While in his late 50s, my dad was diagnosed with myelodysplastic syndrome (MDS). His course of illness was rocky. He spent a few tough years in and out of hospitals. He died suddenly, at 62, because of an intracranial bleed when MDS transformed itself into acute leukemia – a common pathway (I wrote about it here). During his illness he was under the care of multiple specialists (not his choice) but never really found someone who could guide him through the brutal landscape of the disease with confidence and compassion.
When I heard Dr. Raza speak (Peter Attia’s podcast) I had this sudden realization that she is exactly the person we were looking for during his illness and never found.
My dad met many clinicians, who wanted to help, but none with the exact combination of scientific expertise, deep understanding of the disease through years of taking care of patients with MDS, and a compassionate human approach that Dr. Azra Raza represents.
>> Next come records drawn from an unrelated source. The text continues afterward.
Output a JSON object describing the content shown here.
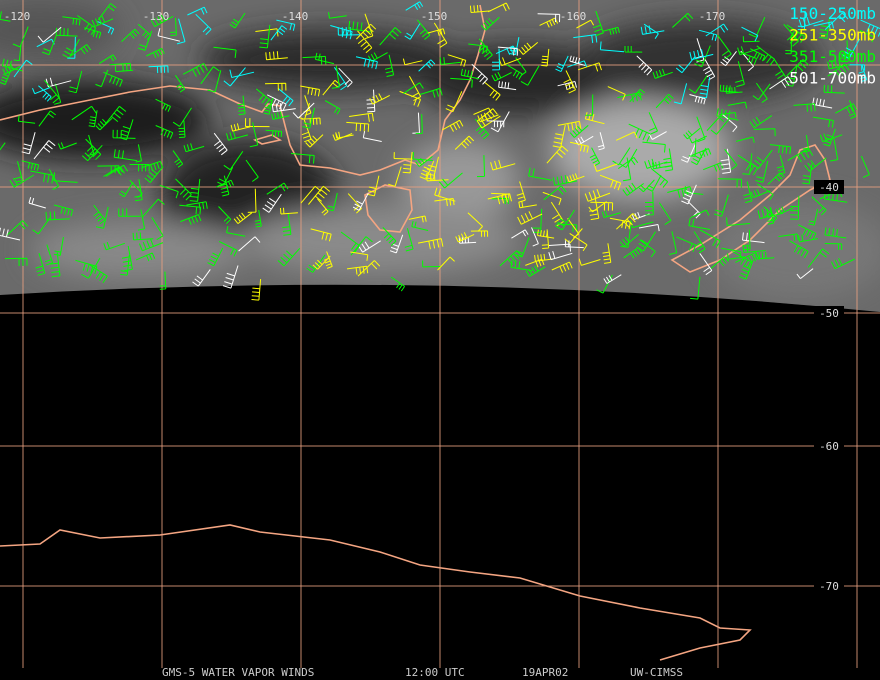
{
  "map": {
    "longitudes": [
      -120,
      -130,
      -140,
      -150,
      -160,
      -170
    ],
    "latitudes": [
      -40,
      -50,
      -60,
      -70
    ],
    "legend": [
      {
        "label": "150-250mb",
        "color": "#00ffff"
      },
      {
        "label": "251-350mb",
        "color": "#ffff00"
      },
      {
        "label": "351-500mb",
        "color": "#00ff00"
      },
      {
        "label": "501-700mb",
        "color": "#ffffff"
      }
    ],
    "footer": [
      "GMS-5 WATER VAPOR WINDS",
      "12:00 UTC",
      "19APR02",
      "UW-CIMSS"
    ]
  }
}
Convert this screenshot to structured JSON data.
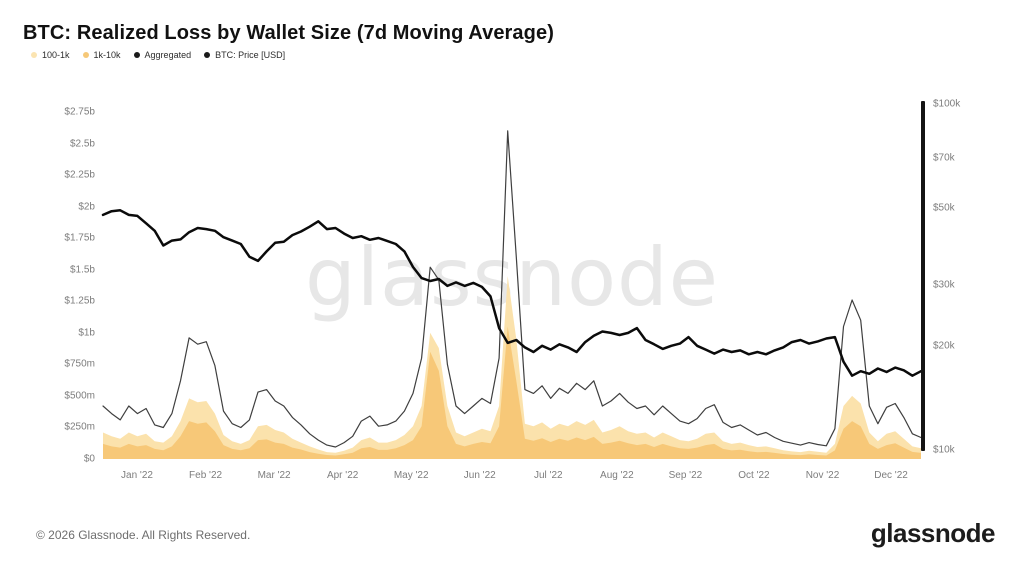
{
  "title": "BTC: Realized Loss by Wallet Size (7d Moving Average)",
  "watermark": "glassnode",
  "legend": [
    {
      "label": "100-1k",
      "color": "#fbe4b1"
    },
    {
      "label": "1k-10k",
      "color": "#f6c878"
    },
    {
      "label": "Aggregated",
      "color": "#1a1a1a"
    },
    {
      "label": "BTC: Price [USD]",
      "color": "#1a1a1a"
    }
  ],
  "footer": {
    "copyright": "© 2026 Glassnode. All Rights Reserved.",
    "logo": "glassnode"
  },
  "chart_data": {
    "type": "area",
    "title": "BTC: Realized Loss by Wallet Size (7d Moving Average)",
    "x_axis": {
      "labels": [
        "Jan '22",
        "Feb '22",
        "Mar '22",
        "Apr '22",
        "May '22",
        "Jun '22",
        "Jul '22",
        "Aug '22",
        "Sep '22",
        "Oct '22",
        "Nov '22",
        "Dec '22"
      ]
    },
    "left_axis": {
      "scale": "linear",
      "unit": "USD (realized loss)",
      "range_billions": [
        0,
        2.75
      ],
      "ticks": [
        {
          "label": "$0",
          "value": 0
        },
        {
          "label": "$250m",
          "value": 0.25
        },
        {
          "label": "$500m",
          "value": 0.5
        },
        {
          "label": "$750m",
          "value": 0.75
        },
        {
          "label": "$1b",
          "value": 1
        },
        {
          "label": "$1.25b",
          "value": 1.25
        },
        {
          "label": "$1.5b",
          "value": 1.5
        },
        {
          "label": "$1.75b",
          "value": 1.75
        },
        {
          "label": "$2b",
          "value": 2
        },
        {
          "label": "$2.25b",
          "value": 2.25
        },
        {
          "label": "$2.5b",
          "value": 2.5
        },
        {
          "label": "$2.75b",
          "value": 2.75
        }
      ]
    },
    "right_axis": {
      "scale": "log",
      "unit": "BTC price USD",
      "range_usd": [
        10000,
        100000
      ],
      "ticks": [
        {
          "label": "$10k",
          "value": 10
        },
        {
          "label": "$20k",
          "value": 20
        },
        {
          "label": "$30k",
          "value": 30
        },
        {
          "label": "$50k",
          "value": 50
        },
        {
          "label": "$70k",
          "value": 70
        },
        {
          "label": "$100k",
          "value": 100
        }
      ]
    },
    "series": [
      {
        "name": "100-1k",
        "render": "area",
        "axis": "left",
        "color": "#fbe2ac",
        "unit": "billion USD",
        "values": [
          0.21,
          0.18,
          0.16,
          0.21,
          0.18,
          0.2,
          0.14,
          0.13,
          0.18,
          0.3,
          0.48,
          0.45,
          0.46,
          0.36,
          0.19,
          0.14,
          0.12,
          0.15,
          0.26,
          0.27,
          0.23,
          0.21,
          0.16,
          0.13,
          0.1,
          0.075,
          0.055,
          0.05,
          0.065,
          0.09,
          0.15,
          0.17,
          0.13,
          0.13,
          0.15,
          0.19,
          0.26,
          0.42,
          1.0,
          0.88,
          0.42,
          0.21,
          0.18,
          0.21,
          0.24,
          0.22,
          0.42,
          1.45,
          0.95,
          0.28,
          0.26,
          0.29,
          0.24,
          0.28,
          0.26,
          0.3,
          0.27,
          0.31,
          0.21,
          0.23,
          0.26,
          0.22,
          0.2,
          0.21,
          0.17,
          0.21,
          0.18,
          0.15,
          0.14,
          0.16,
          0.2,
          0.21,
          0.14,
          0.12,
          0.13,
          0.11,
          0.095,
          0.1,
          0.085,
          0.07,
          0.06,
          0.055,
          0.065,
          0.057,
          0.05,
          0.12,
          0.42,
          0.5,
          0.44,
          0.21,
          0.14,
          0.2,
          0.22,
          0.16,
          0.1,
          0.085
        ]
      },
      {
        "name": "1k-10k",
        "render": "area",
        "axis": "left",
        "color": "#f7c878",
        "unit": "billion USD",
        "values": [
          0.12,
          0.1,
          0.09,
          0.12,
          0.1,
          0.11,
          0.08,
          0.07,
          0.1,
          0.18,
          0.3,
          0.28,
          0.29,
          0.22,
          0.11,
          0.08,
          0.07,
          0.085,
          0.15,
          0.155,
          0.13,
          0.12,
          0.09,
          0.075,
          0.055,
          0.042,
          0.032,
          0.028,
          0.037,
          0.05,
          0.085,
          0.095,
          0.072,
          0.072,
          0.085,
          0.11,
          0.15,
          0.26,
          0.85,
          0.7,
          0.26,
          0.12,
          0.1,
          0.12,
          0.135,
          0.125,
          0.26,
          1.05,
          0.62,
          0.16,
          0.145,
          0.165,
          0.135,
          0.16,
          0.145,
          0.17,
          0.15,
          0.175,
          0.12,
          0.13,
          0.145,
          0.125,
          0.11,
          0.12,
          0.095,
          0.12,
          0.1,
          0.085,
          0.08,
          0.09,
          0.11,
          0.12,
          0.08,
          0.068,
          0.073,
          0.062,
          0.053,
          0.056,
          0.048,
          0.04,
          0.034,
          0.031,
          0.037,
          0.032,
          0.028,
          0.068,
          0.24,
          0.3,
          0.26,
          0.12,
          0.08,
          0.11,
          0.125,
          0.09,
          0.056,
          0.048
        ]
      },
      {
        "name": "Aggregated",
        "render": "line",
        "axis": "left",
        "color": "#3f3f3f",
        "unit": "billion USD",
        "values": [
          0.42,
          0.36,
          0.31,
          0.42,
          0.36,
          0.4,
          0.27,
          0.25,
          0.36,
          0.62,
          0.96,
          0.91,
          0.93,
          0.74,
          0.38,
          0.28,
          0.25,
          0.31,
          0.53,
          0.55,
          0.46,
          0.42,
          0.33,
          0.27,
          0.2,
          0.15,
          0.11,
          0.095,
          0.13,
          0.18,
          0.3,
          0.34,
          0.26,
          0.27,
          0.3,
          0.38,
          0.52,
          0.8,
          1.52,
          1.42,
          0.75,
          0.42,
          0.36,
          0.42,
          0.48,
          0.44,
          0.8,
          2.6,
          1.6,
          0.55,
          0.52,
          0.58,
          0.48,
          0.56,
          0.52,
          0.6,
          0.55,
          0.62,
          0.42,
          0.46,
          0.52,
          0.45,
          0.4,
          0.42,
          0.35,
          0.42,
          0.36,
          0.3,
          0.28,
          0.32,
          0.4,
          0.43,
          0.29,
          0.25,
          0.27,
          0.23,
          0.19,
          0.21,
          0.17,
          0.14,
          0.125,
          0.11,
          0.13,
          0.115,
          0.105,
          0.24,
          1.05,
          1.26,
          1.1,
          0.42,
          0.28,
          0.41,
          0.44,
          0.33,
          0.2,
          0.17
        ]
      },
      {
        "name": "BTC: Price [USD]",
        "render": "line",
        "axis": "right",
        "color": "#0b0b0b",
        "unit": "thousand USD",
        "values": [
          47.8,
          49.0,
          49.3,
          47.8,
          47.5,
          45.2,
          43.0,
          39.0,
          40.3,
          40.6,
          42.6,
          43.8,
          43.5,
          43.0,
          41.2,
          40.3,
          39.4,
          36.2,
          35.2,
          37.5,
          39.7,
          40.0,
          41.8,
          42.8,
          44.2,
          45.8,
          43.5,
          43.8,
          42.2,
          41.0,
          41.5,
          40.5,
          41.0,
          40.2,
          39.4,
          37.5,
          33.8,
          31.4,
          30.8,
          31.2,
          29.8,
          30.5,
          29.8,
          30.4,
          29.6,
          27.8,
          22.5,
          20.4,
          20.8,
          19.8,
          19.2,
          20.0,
          19.5,
          20.2,
          19.8,
          19.2,
          20.5,
          21.4,
          22.0,
          21.8,
          21.5,
          21.8,
          22.5,
          20.8,
          20.2,
          19.6,
          20.0,
          20.3,
          21.2,
          20.0,
          19.5,
          19.0,
          19.5,
          19.2,
          19.4,
          18.9,
          19.2,
          18.9,
          19.4,
          19.8,
          20.5,
          20.8,
          20.3,
          20.6,
          21.0,
          21.2,
          18.0,
          16.4,
          16.9,
          16.6,
          17.2,
          16.8,
          17.3,
          17.0,
          16.4,
          16.9
        ]
      }
    ]
  }
}
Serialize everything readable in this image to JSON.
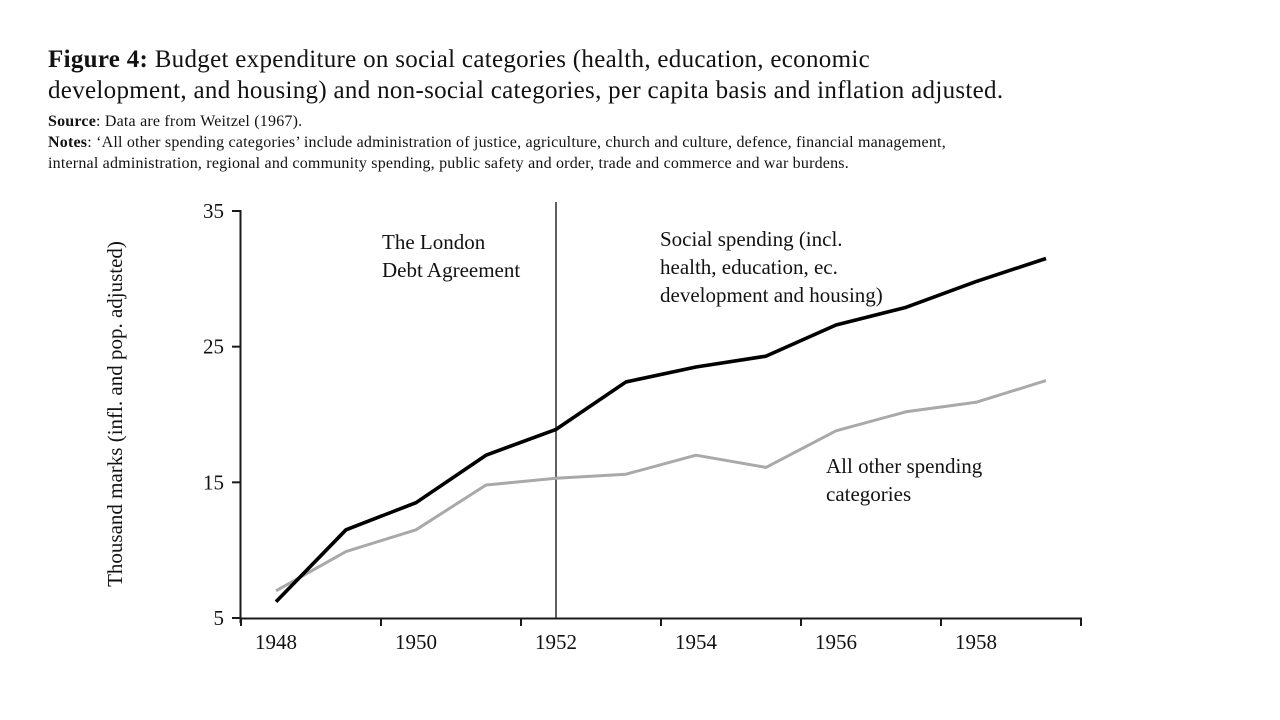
{
  "caption": {
    "figure_label": "Figure 4:",
    "title": " Budget expenditure on social categories (health, education, economic\ndevelopment, and housing) and non-social categories, per capita basis and inflation adjusted."
  },
  "source": {
    "label": "Source",
    "text": ": Data are from Weitzel (1967)."
  },
  "notes": {
    "label": "Notes",
    "text": ": ‘All other spending categories’ include administration of justice, agriculture, church and culture, defence, financial management,\ninternal administration, regional and community spending, public safety and order, trade and commerce and war burdens."
  },
  "chart_data": {
    "type": "line",
    "title": "",
    "xlabel": "",
    "ylabel": "Thousand marks (infl. and pop. adjusted)",
    "x": [
      1948,
      1949,
      1950,
      1951,
      1952,
      1953,
      1954,
      1955,
      1956,
      1957,
      1958,
      1959
    ],
    "x_axis_tick_labels": [
      "1948",
      "1950",
      "1952",
      "1954",
      "1956",
      "1958"
    ],
    "y_axis_ticks": [
      5,
      15,
      25,
      35
    ],
    "ylim": [
      5,
      35
    ],
    "grid": false,
    "legend_position": "none",
    "series": [
      {
        "key": "social-spending",
        "name": "Social spending (incl. health, education, ec. development and housing)",
        "color": "#000000",
        "values": [
          6.2,
          11.5,
          13.5,
          17.0,
          18.9,
          22.4,
          23.5,
          24.3,
          26.6,
          27.9,
          29.8,
          31.5
        ]
      },
      {
        "key": "all-other-spending",
        "name": "All other spending categories",
        "color": "#a9a9a9",
        "values": [
          7.0,
          9.9,
          11.5,
          14.8,
          15.3,
          15.6,
          17.0,
          16.1,
          18.8,
          20.2,
          20.9,
          22.5
        ]
      }
    ],
    "vline": {
      "x": 1952,
      "label": "The London Debt Agreement"
    },
    "annotations": {
      "london": "The London\nDebt Agreement",
      "social": "Social spending (incl.\nhealth, education, ec.\ndevelopment and housing)",
      "other": "All other spending\ncategories"
    }
  }
}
“I have been seeing 30-40 cancer patients each week for the past 30 years, I have an active lab and I am a cancer widow.” (Her husband Harvey Preisler, a prominent oncologist himself, died of lymphoma in 2002).
One of the obvious problems is that MDS is a relatively rare disease (10-20K cases per year in the US) and few hematologists specialize in it. Partially because the treatment options have been very limited and ineffective. Only a bone marrow transplant (a very expensive and available only to some patients option) offers a chance of cure.
Dr Raza has recently written a remarkable and beautiful book: “The First Cell.” The book is a memoir, but it is also a scientific exploration, and a commentary on cancer research.
She strongly believes (and I encourage you to read the book to hear her entire argument) that the way we have been thinking about and conducting the cancer research has been largely misguided. She has a compelling argument that calls for a substantial re-allocation of the research dollars into early detection and prevention. A vast majority of new therapies fail. They fail because they are being used against cancer that has already spread, rendering them ineffective (or marginally effective). Instead, she advocates for research focused on prevention and early detection when a chance for cure is the highest.
What if we directed billions of dollars at using new technologies to detect cancer at a very early stage? Before it manifests itself?
Dr. Azra is a beautiful writer. She can combine a deep understanding of science, research, and our health care system and tell the story with empathy and deep care for others. Her writing reminds me of the works of Sid Mukherjee, her colleague at the Herbert Irving Comprehensive Cancer Center at Columbia University.
Listen to the podcast to hear her speak with passion, honesty and erudition.